Tuesday, January 4, 2022 | 10:50 AM

Derry coach Jeff Kelly hits his young swimmers with a dose of reality right off the bat.

“My freshmen all know that they’re going to swim the 500 (yard freestyle),” said Kelly, in his 29th season leading the Trojans. “That’s a joke on the team, you have to do your freshman 500. Because nobody likes the 500.”

But that early endurance has led Derry to what Kelly believes can be a successful group of swimmers this season, even if there aren’t as many bodies hopping into the pool as there used to be.

“My team size has been down because our class sizes are dropping at Derry,” Kelly said. “That makes it difficult. The largest team I’ve ever had, I had 60 boys and girls together. I’m down to about 24 this year. We’re seeing a decline in our numbers, and that hurts us.

“But the kids that I have are awesome.”

Kelly is optimistic about the leadership on the team, particularly on the girls’ side with seniors Makenzie Eades and Keely Siko, who made up half of the quartet that qualified for the WPIAL Class 2A championships in the 200-yard freestyle relay last year.

“(Eades) is probably my top 50 (yard) sprinter right now. She’s a good breaststroker and probably our second-best breaststroker right now. She’s just a super kid who works hard and does everything you want in a leader,” Kelly said.

“(Siko) is the same way. They have a little different personalities. One comes across as a lot more serious, and the other comes across as the icebreaker when things are crazy.
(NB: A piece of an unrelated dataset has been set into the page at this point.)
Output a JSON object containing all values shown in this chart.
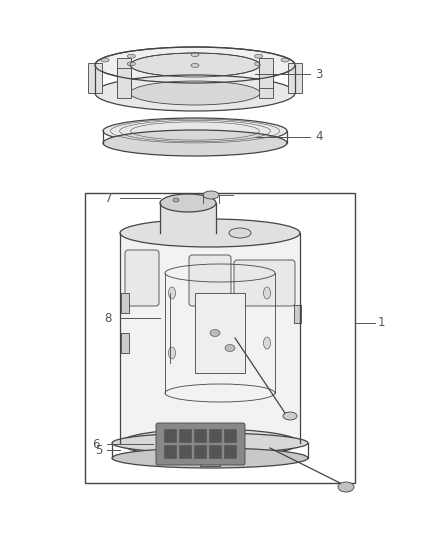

But (Siko) is a really strong backstroker and is doing a really great job for us leadership-wise, as well.”

Delany Gordon is another female swimmer who adds experience as a senior on a team that does not have a junior swimmer, according to Kelly.

Chloe Buhite, who swam the 200 IM and the 100 butterfly in the WPIAL meet last year, is the team’s top sophomore performer.
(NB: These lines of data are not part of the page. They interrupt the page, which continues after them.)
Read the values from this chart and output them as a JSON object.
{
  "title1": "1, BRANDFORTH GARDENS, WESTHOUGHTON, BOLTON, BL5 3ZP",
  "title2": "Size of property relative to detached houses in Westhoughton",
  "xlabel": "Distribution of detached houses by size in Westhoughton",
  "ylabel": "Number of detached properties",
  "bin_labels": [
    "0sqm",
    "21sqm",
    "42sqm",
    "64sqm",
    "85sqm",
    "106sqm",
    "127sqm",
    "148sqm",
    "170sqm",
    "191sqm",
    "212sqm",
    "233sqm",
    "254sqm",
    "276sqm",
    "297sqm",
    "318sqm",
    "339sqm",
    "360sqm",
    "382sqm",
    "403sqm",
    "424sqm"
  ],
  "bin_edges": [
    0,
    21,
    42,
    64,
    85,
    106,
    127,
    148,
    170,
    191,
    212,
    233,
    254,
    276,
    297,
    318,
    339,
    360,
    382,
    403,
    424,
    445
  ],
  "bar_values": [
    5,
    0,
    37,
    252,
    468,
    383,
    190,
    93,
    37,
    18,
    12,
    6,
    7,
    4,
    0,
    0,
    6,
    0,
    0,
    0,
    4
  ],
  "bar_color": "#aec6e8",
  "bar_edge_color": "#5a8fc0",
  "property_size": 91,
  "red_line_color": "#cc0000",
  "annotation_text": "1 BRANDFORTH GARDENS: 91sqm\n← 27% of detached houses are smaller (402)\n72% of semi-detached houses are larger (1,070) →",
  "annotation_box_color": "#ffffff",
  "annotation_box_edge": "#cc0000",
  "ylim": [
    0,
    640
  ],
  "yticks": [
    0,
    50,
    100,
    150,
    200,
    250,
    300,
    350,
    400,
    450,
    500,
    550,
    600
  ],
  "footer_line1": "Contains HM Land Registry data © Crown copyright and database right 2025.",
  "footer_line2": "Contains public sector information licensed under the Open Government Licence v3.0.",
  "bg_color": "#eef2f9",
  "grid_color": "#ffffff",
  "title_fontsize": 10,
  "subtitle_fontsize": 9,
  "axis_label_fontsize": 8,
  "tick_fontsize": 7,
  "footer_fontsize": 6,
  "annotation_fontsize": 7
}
“She can swim anything, and does,” Kelly said. “She’s already qualified in the butterfly, the IM, as well as all the relays. A quality kid, but very, very quiet. Her leadership style is, ‘do what I’m doing.’ ”

Gianna Gruska, Regan Repak, Mikah Horwat and Sophia Doherty are other girls Kelly is looking forward to watching develop this season.

Some misfortune hit the boys team during the fall when one its top swimmers, Carson Chamberlain, suffered an injury that will keep him out of the pool.

“He would’ve had a promising year,” Kelly lamented.

There are, however, six athletes on the boys side, including four swimmers and two divers.

“Jake Hauser is a top quality diver who is on as a freshman,” Kelly said. “Our top swimmer is Avery Haake. Avery likes the 500 and is a strong swimmer. He’s improved his strength greatly. He got serious after last season when he realized what he can do.”

Chase Marco, Dylan Cowan and Cameron Humberger also will play major roles on the boys team.

Overall, Kelly is impressed with the maturity of his swimmers despite the variety of ages in the mix.

“I don’t have any knuckleheads,” he joked. “Usually you get somebody on the team who is just a little bit goofy.

“I really don’t have any of those. Across the board, it’s just a wonderful team.”

He hopes that translates to success in the lanes and on the diving board but knows that, ultimately, leading the team is not exclusively about times and medals.

“They have to learn, for life, the lessons we teach,” said Kelly, who is now coaching the children of some of his former athletes. “Whether it be work ethic, finding success, what you do to stay successful. Those are the things we talk about every day, life lessons.”